Originally Posted by WilliamR
Like I have said before, since it is a TV medium, it would have to change. People become WAYYYYY more invested in on-screen characters then they do in a comic book. You see them week after week (not a smaller audience on a monthly graphic novel). They would need to have the untouchable list, like the main characters that will not be killed. They can be tight situations, other outlying characters can die (once in a while) but to make an audience member love a character and be a massive fan only to yank that away from them over and over and over again, people are going to say, forget it, why bother. Bad things can happen, they can get in bad situations, loose a lot of stuff, etc. it doesn't have to be all perfect and they can't do wrong, but you can't ram this down people's throat time and time again. Why invest your time if that person is going to die? People will, and have, tune out. The show has to adapt and show them struggling, winning, struggling, perhaps loosing, etc. but not to the point of the brutality and the huge number of character deaths as this show has.

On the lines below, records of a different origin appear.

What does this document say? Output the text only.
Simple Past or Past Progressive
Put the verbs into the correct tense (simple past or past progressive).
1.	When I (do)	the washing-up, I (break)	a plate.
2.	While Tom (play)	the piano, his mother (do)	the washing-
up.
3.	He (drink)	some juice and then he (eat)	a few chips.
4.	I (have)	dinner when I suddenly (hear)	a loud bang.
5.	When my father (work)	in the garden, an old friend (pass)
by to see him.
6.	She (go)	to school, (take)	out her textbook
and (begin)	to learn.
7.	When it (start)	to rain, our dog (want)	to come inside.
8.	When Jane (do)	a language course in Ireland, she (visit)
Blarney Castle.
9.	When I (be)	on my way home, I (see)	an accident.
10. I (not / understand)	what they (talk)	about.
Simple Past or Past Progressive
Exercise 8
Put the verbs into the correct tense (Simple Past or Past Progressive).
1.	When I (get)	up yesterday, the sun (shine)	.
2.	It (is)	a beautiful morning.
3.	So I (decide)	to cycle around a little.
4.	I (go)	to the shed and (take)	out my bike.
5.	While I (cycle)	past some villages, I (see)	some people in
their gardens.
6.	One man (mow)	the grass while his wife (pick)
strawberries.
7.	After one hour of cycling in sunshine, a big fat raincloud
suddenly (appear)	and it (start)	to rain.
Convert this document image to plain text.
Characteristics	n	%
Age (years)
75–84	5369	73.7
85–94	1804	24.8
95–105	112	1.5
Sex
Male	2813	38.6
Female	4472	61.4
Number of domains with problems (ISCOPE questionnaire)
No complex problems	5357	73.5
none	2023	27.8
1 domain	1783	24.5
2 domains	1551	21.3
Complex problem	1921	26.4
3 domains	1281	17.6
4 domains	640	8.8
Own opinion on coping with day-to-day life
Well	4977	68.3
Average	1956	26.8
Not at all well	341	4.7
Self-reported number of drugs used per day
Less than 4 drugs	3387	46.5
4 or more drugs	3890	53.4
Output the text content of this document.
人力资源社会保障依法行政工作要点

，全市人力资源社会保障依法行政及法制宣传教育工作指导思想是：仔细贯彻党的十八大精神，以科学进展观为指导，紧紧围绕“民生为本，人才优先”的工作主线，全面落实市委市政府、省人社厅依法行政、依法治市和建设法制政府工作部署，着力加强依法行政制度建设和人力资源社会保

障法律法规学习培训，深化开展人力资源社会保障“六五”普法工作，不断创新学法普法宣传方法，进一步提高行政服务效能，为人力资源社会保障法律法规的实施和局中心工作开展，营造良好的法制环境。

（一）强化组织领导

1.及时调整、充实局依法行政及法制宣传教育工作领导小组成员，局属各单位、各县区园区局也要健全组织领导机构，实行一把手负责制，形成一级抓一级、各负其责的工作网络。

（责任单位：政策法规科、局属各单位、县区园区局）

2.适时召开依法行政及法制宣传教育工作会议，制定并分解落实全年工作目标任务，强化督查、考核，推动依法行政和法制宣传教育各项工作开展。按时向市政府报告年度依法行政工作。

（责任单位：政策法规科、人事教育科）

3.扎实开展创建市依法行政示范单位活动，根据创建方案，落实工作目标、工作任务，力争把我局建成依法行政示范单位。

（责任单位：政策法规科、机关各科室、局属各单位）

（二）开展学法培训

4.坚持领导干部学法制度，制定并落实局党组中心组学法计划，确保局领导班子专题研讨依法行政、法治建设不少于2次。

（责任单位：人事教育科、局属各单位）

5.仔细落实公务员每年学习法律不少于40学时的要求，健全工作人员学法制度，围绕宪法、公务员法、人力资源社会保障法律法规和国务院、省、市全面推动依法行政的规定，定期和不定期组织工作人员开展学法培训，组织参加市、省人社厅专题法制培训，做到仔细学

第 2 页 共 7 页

I beg to disagree on the "untouchable" front. That is what is wrong with quite many shows, and it leads to disjointed and uninteresting writing. On a show that has an untouchable lead, IF they put that lead in mortal danger, it is completely uninteresting to me because I know he isn't going to die. When you know the character is untouchable, there is no real danger, and the plot-point becomes far less interesting.
That said... for the most part, Rick is untouchable. He was the first character shown in the comic... mostly the first character shown on TV too. It's really told from his point of view pretty much. So, Rick is about as untouchable as it gets on this show. I find the show much more interesting when it puts other people in peril, because you know they might be ready to write that character off the show. They haven't followed the comics exactly, so there have been some surprises... even characters dead on the show AND dead in the comics didn't necessarily die in the same way or at the same time on the show.
Joss Whedon famously introduced a character or two on Buffy and Angel back in the day with the expressed intent of getting people to like them and then killing them off. He said something along the lines of IF it bothered you when he had those characters killed off, then he did his job. Killing a character you don't care about is meaningless... but killing one you care about, makes an impact. That's storytelling. It's actually one of the stronger things about the Walking Dead. Knowing that they might kill a character you like and you might not see it coming, especially if you haven't read the comics to be expecting it.